Only to have his ambitions dashed when the President had informed him that there was no way Goth would be nominated. Goth had stared at him in disbelief as the President muttered something about Goth being too greedy for power, but it had been impossible to listen. To be so close, and have the cup of success dashed from his lips like this!
He had to get away from here. He needed time to think, to plan. There were days yet before the official resignation and the nomination of a successor. Perhaps there was something he could do, some way to change the old President’s mind… But he needed breathing space, a place to think, somewhere to vent his anger and resentment…
Goth suddenly realised that he was being hailed by the Castellan. ‘What is it?’ he snapped. Couldn’t anybody around here act without detailed instructions?

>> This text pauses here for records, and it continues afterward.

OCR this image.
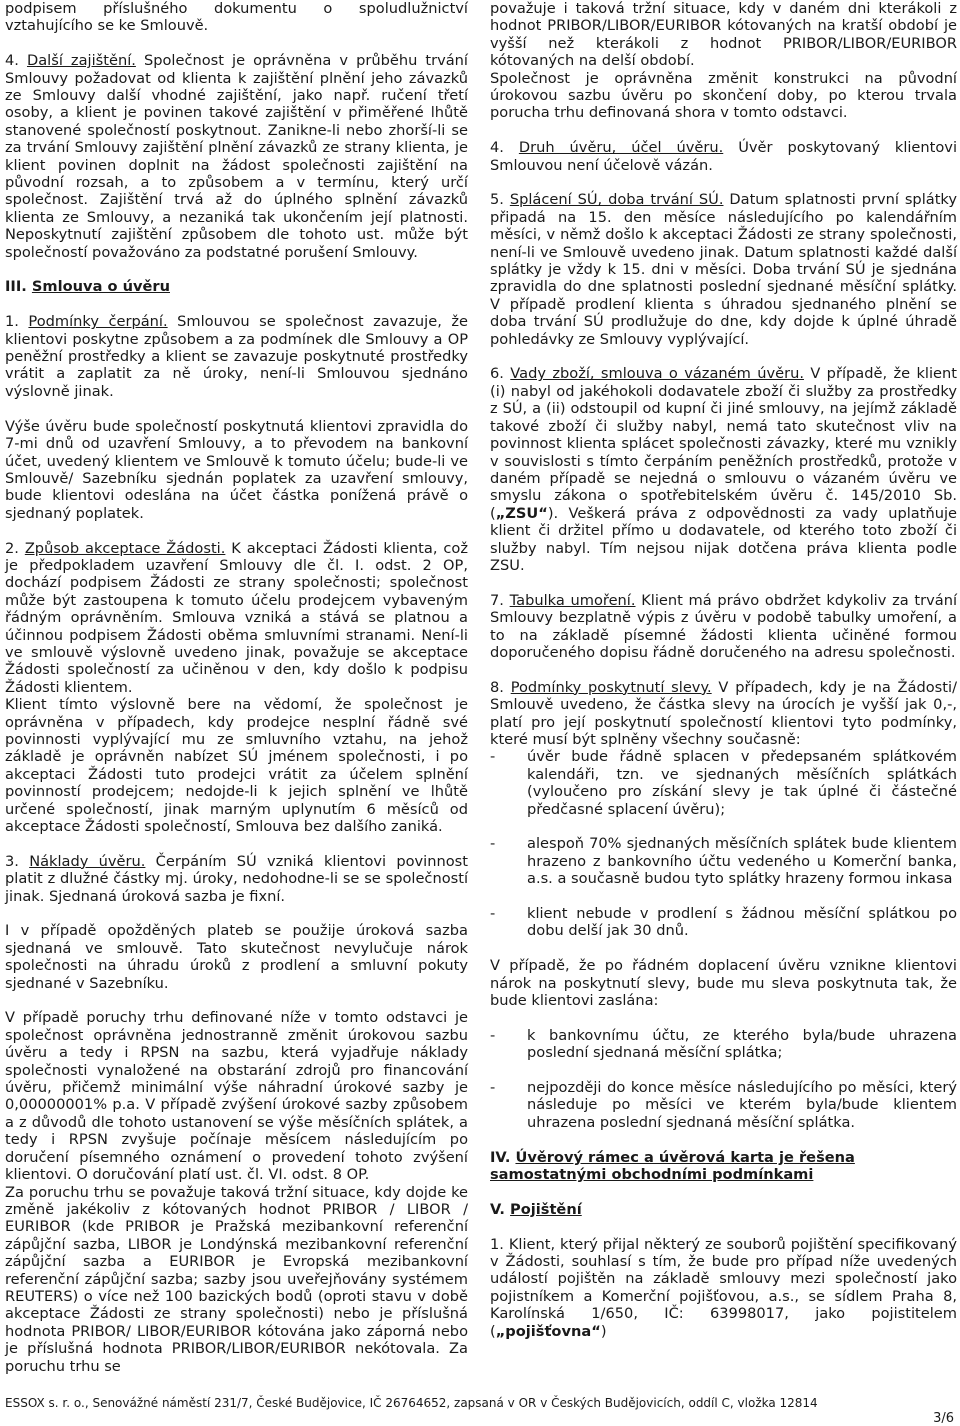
podpisem příslušného dokumentu o spoludlužnictví vztahujícího se ke Smlouvě.

4. Další zajištění. Společnost je oprávněna v průběhu trvání Smlouvy požadovat od klienta k zajištění plnění jeho závazků ze Smlouvy další vhodné zajištění, jako např. ručení třetí osoby, a klient je povinen takové zajištění v přiměřené lhůtě stanovené společností poskytnout. Zanikne-li nebo zhorší-li se za trvání Smlouvy zajištění plnění závazků ze strany klienta, je klient povinen doplnit na žádost společnosti zajištění na původní rozsah, a to způsobem a v termínu, který určí společnost. Zajištění trvá až do úplného splnění závazků klienta ze Smlouvy, a nezaniká tak ukončením její platnosti. Neposkytnutí zajištění způsobem dle tohoto ust. může být společností považováno za podstatné porušení Smlouvy.

III. Smlouva o úvěru

1. Podmínky čerpání. Smlouvou se společnost zavazuje, že klientovi poskytne způsobem a za podmínek dle Smlouvy a OP peněžní prostředky a klient se zavazuje poskytnuté prostředky vrátit a zaplatit za ně úroky, není-li Smlouvou sjednáno výslovně jinak.

Výše úvěru bude společností poskytnutá klientovi zpravidla do 7-mi dnů od uzavření Smlouvy, a to převodem na bankovní účet, uvedený klientem ve Smlouvě k tomuto účelu; bude-li ve Smlouvě/ Sazebníku sjednán poplatek za uzavření smlouvy, bude klientovi odeslána na účet částka ponížená právě o sjednaný poplatek.

2. Způsob akceptace Žádosti. K akceptaci Žádosti klienta, což je předpokladem uzavření Smlouvy dle čl. I. odst. 2 OP, dochází podpisem Žádosti ze strany společnosti; společnost může být zastoupena k tomuto účelu prodejcem vybaveným řádným oprávněním. Smlouva vzniká a stává se platnou a účinnou podpisem Žádosti oběma smluvními stranami. Není-li ve smlouvě výslovně uvedeno jinak, považuje se akceptace Žádosti společností za učiněnou v den, kdy došlo k podpisu Žádosti klientem.

Klient tímto výslovně bere na vědomí, že společnost je oprávněna v případech, kdy prodejce nesplní řádně své povinnosti vyplývající mu ze smluvního vztahu, na jehož základě je oprávněn nabízet SÚ jménem společnosti, i po akceptaci Žádosti tuto prodejci vrátit za účelem splnění povinností prodejcem; nedojde-li k jejich splnění ve lhůtě určené společností, jinak marným uplynutím 6 měsíců od akceptace Žádosti společností, Smlouva bez dalšího zaniká.

3. Náklady úvěru. Čerpáním SÚ vzniká klientovi povinnost platit z dlužné částky mj. úroky, nedohodne-li se se společností jinak. Sjednaná úroková sazba je fixní.

I v případě opožděných plateb se použije úroková sazba sjednaná ve smlouvě. Tato skutečnost nevylučuje nárok společnosti na úhradu úroků z prodlení a smluvní pokuty sjednané v Sazebníku.

V případě poruchy trhu definované níže v tomto odstavci je společnost oprávněna jednostranně změnit úrokovou sazbu úvěru a tedy i RPSN na sazbu, která vyjadřuje náklady společnosti vynaložené na obstarání zdrojů pro financování úvěru, přičemž minimální výše náhradní úrokové sazby je 0,00000001% p.a. V případě zvýšení úrokové sazby způsobem a z důvodů dle tohoto ustanovení se výše měsíčních splátek, a tedy i RPSN zvyšuje počínaje měsícem následujícím po doručení písemného oznámení o provedení tohoto zvýšení klientovi. O doručování platí ust. čl. VI. odst. 8 OP.

Za poruchu trhu se považuje taková tržní situace, kdy dojde ke změně jakékoliv z kótovaných hodnot PRIBOR / LIBOR / EURIBOR (kde PRIBOR je Pražská mezibankovní referenční zápůjční sazba, LIBOR je Londýnská mezibankovní referenční zápůjční sazba a EURIBOR je Evropská mezibankovní referenční zápůjční sazba; sazby jsou uveřejňovány systémem REUTERS) o více než 100 bazických bodů (oproti stavu v době akceptace Žádosti ze strany společnosti) nebo je příslušná hodnota PRIBOR/ LIBOR/EURIBOR kótována jako záporná nebo je příslušná hodnota PRIBOR/LIBOR/EURIBOR nekótovala. Za poruchu trhu se

považuje i taková tržní situace, kdy v daném dni kterákoli z hodnot PRIBOR/LIBOR/EURIBOR kótovaných na kratší období je vyšší než kterákoli z hodnot PRIBOR/LIBOR/EURIBOR kótovaných na delší období.

Společnost je oprávněna změnit konstrukci na původní úrokovou sazbu úvěru po skončení doby, po kterou trvala porucha trhu definovaná shora v tomto odstavci.

4. Druh úvěru, účel úvěru. Úvěr poskytovaný klientovi Smlouvou není účelově vázán.

5. Splácení SÚ, doba trvání SÚ. Datum splatnosti první splátky připadá na 15. den měsíce následujícího po kalendářním měsíci, v němž došlo k akceptaci Žádosti ze strany společnosti, není-li ve Smlouvě uvedeno jinak. Datum splatnosti každé další splátky je vždy k 15. dni v měsíci. Doba trvání SÚ je sjednána zpravidla do dne splatnosti poslední sjednané měsíční splátky. V případě prodlení klienta s úhradou sjednaného plnění se doba trvání SÚ prodlužuje do dne, kdy dojde k úplné úhradě pohledávky ze Smlouvy vyplývající.

6. Vady zboží, smlouva o vázaném úvěru. V případě, že klient (i) nabyl od jakéhokoli dodavatele zboží či služby za prostředky z SÚ, a (ii) odstoupil od kupní či jiné smlouvy, na jejímž základě takové zboží či služby nabyl, nemá tato skutečnost vliv na povinnost klienta splácet společnosti závazky, které mu vznikly v souvislosti s tímto čerpáním peněžních prostředků, protože v daném případě se nejedná o smlouvu o vázaném úvěru ve smyslu zákona o spotřebitelském úvěru č. 145/2010 Sb. („ZSU“). Veškerá práva z odpovědnosti za vady uplatňuje klient či držitel přímo u dodavatele, od kterého toto zboží či služby nabyl. Tím nejsou nijak dotčena práva klienta podle ZSU.

7. Tabulka umoření. Klient má právo obdržet kdykoliv za trvání Smlouvy bezplatně výpis z úvěru v podobě tabulky umoření, a to na základě písemné žádosti klienta učiněné formou doporučeného dopisu řádně doručeného na adresu společnosti.

8. Podmínky poskytnutí slevy. V případech, kdy je na Žádosti/ Smlouvě uvedeno, že částka slevy na úrocích je vyšší jak 0,-, platí pro její poskytnutí společností klientovi tyto podmínky, které musí být splněny všechny současně:

-	úvěr bude řádně splacen v předepsaném splátkovém kalendáři, tzn. ve sjednaných měsíčních splátkách (vyloučeno pro získání slevy je tak úplné či částečné předčasné splacení úvěru);
-	alespoň 70% sjednaných měsíčních splátek bude klientem hrazeno z bankovního účtu vedeného u Komerční banka, a.s. a současně budou tyto splátky hrazeny formou inkasa
-	klient nebude v prodlení s žádnou měsíční splátkou po dobu delší jak 30 dnů.

V případě, že po řádném doplacení úvěru vznikne klientovi nárok na poskytnutí slevy, bude mu sleva poskytnuta tak, že bude klientovi zaslána:

-	k bankovnímu účtu, ze kterého byla/bude uhrazena poslední sjednaná měsíční splátka;
-	nejpozději do konce měsíce následujícího po měsíci, který následuje po měsíci ve kterém byla/bude klientem uhrazena poslední sjednaná měsíční splátka.

IV. Úvěrový rámec a úvěrová karta je řešena samostatnými obchodními podmínkami

V. Pojištění

1. Klient, který přijal některý ze souborů pojištění specifikovaný v Žádosti, souhlasí s tím, že bude pro případ níže uvedených událostí pojištěn na základě smlouvy mezi společností jako pojistníkem a Komerční pojišťovou, a.s., se sídlem Praha 8, Karolínská 1/650, IČ: 63998017, jako pojistitelem („pojišťovna“)

ESSOX s. r. o., Senovážné náměstí 231/7, České Budějovice, IČ 26764652, zapsaná v OR v Českých Budějovicích, oddíl C, vložka 12814
3/6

‘A renegade TT capsule has been detected, Chancellor,’ the Castellan said smoothly. ‘I simply need your permission to go after it and arrest the operator.’
‘Don’t bother me with such trifles,’ Goth snapped. ‘Just go and do it.’ Then, as the Castellan started to move away, a sudden decision came to him. ‘No, wait! I need to get out of this place for a while. I’ll do it. Prepare a capsule for me, and I’ll be along in a moment.’ The Castellan nodded and hurried off. Goth moved after him, a little more slowly.
This was what he needed – action. To get out of the Citadel for a while, on to some world that probably had never heard of the Time Lords. His anger and frustration mounting, Goth found that he was hoping that the renegade – whoever it was – would put up a fight.
Goth glared distastefully around the bleak landscape of Tersurus. He clutched his staser and went in search of the spot where the trace had been registered. It had vanished a short while ago, he had been informed. That probably meant the renegade was gone, but he still had to check. At least it gave him something to do.
He caught sight of a slight movement in a nest of rocks. It looked as if some terrible force had twisted and melted the rocks recently. But what had moved? He walked forward cautiously, the staser at the ready. Then he stopped, appalled.